On days like these I always wonder what it would be like to be the Grim Reaper. Having just left Holy Cross, a shitty, rundown hospital in Kendall---I know exactly what it's like.
My name is Mario but most everyone in the business refers to me as the Removal King. What exactly do I remove and why am I the king? Well, let's just say that as I walk out this dilapidated building trying to pass itself off as a hospital I am not walking out with medicine or even paperwork. In my awkward-looking, black case, purchased by Daniel's Funeral Home sometime during the Nixon administration, lies a small, dead, and rotting baby girl, wrapped up in a sheet, a plastic, and a red bio hazard bag. I should be distraught, what with being a brand new father, but I feel nothing. It's not that I don't care, because I do, but the truth is, well, I don't.
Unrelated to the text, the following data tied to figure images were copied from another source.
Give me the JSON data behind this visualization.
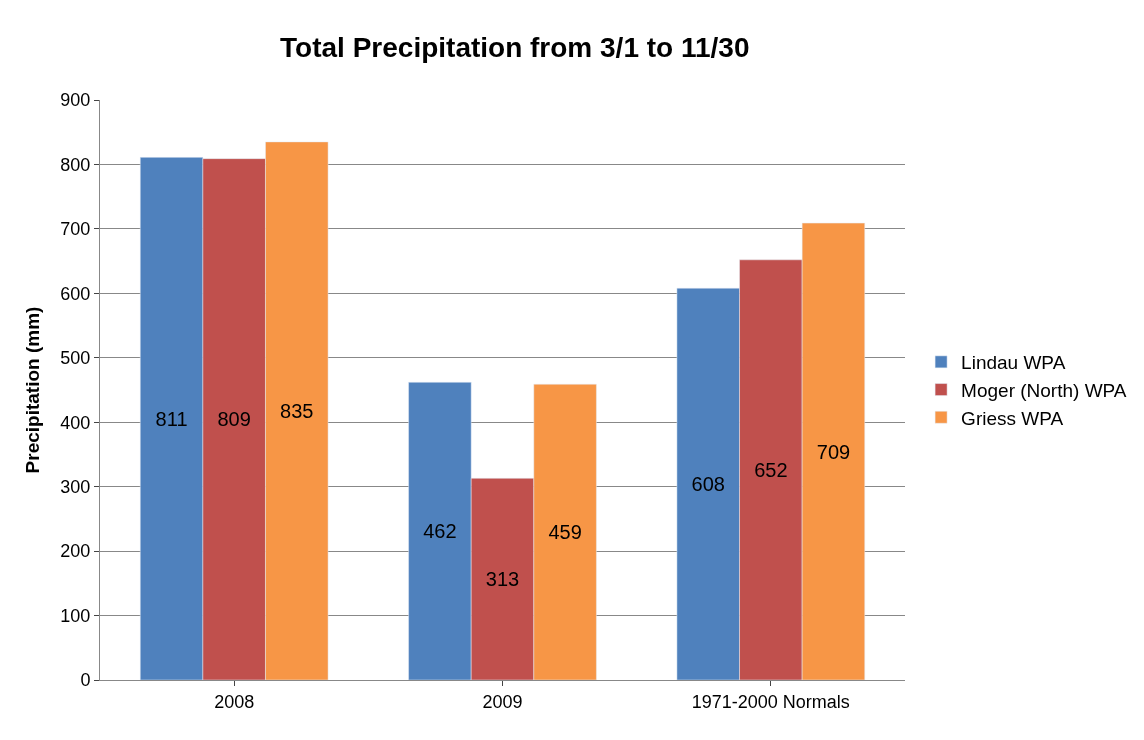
{
  "chart_data": {
    "type": "bar",
    "title": "Total Precipitation from 3/1 to 11/30",
    "ylabel": "Precipitation (mm)",
    "categories": [
      "2008",
      "2009",
      "1971-2000 Normals"
    ],
    "series": [
      {
        "name": "Lindau WPA",
        "color": "#4f81bd",
        "values": [
          811,
          462,
          608
        ]
      },
      {
        "name": "Moger (North) WPA",
        "color": "#c0504d",
        "values": [
          809,
          313,
          652
        ]
      },
      {
        "name": "Griess WPA",
        "color": "#f79646",
        "values": [
          835,
          459,
          709
        ]
      }
    ],
    "ylim": [
      0,
      900
    ],
    "yticks": [
      0,
      100,
      200,
      300,
      400,
      500,
      600,
      700,
      800,
      900
    ],
    "grid": "y",
    "legend": "right",
    "data_labels": true
  }
}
It's my fifth year in the business and to say making it halfway to a decade is rare would be an understatement. I am the last of my breed in the business. Most funeral homes don't even do their own calls anymore; they call companies to do them. Those companies, or "removal services", hire pretty much anyone off the street, so long as you can walk, talk, and don't have an insatiable thirst to have sex with a corpse. Somewhere into my 2nd year someone close to me anointed me the King of Removals and it sort of just stuck.
The hot Florida sun seems to be burning through my black, blood-stained suit. There are another four calls waiting for me. Perhaps, that is one of the hospitals calling my cell phone as I load "Baby Rosalyn Perez" into my van. I might just be losing my mind, finally. I am working 24 hour shifts, 6 days a week. Most of the times I sleep in the death-scented van waiting for someone to die. Some might call that dedicated; most would say there is something wrong with me. I am just 8 calls away from my 2,000th removal. I am also close to the end. I don't know which will come first but consider this my first entry into my journal of Death.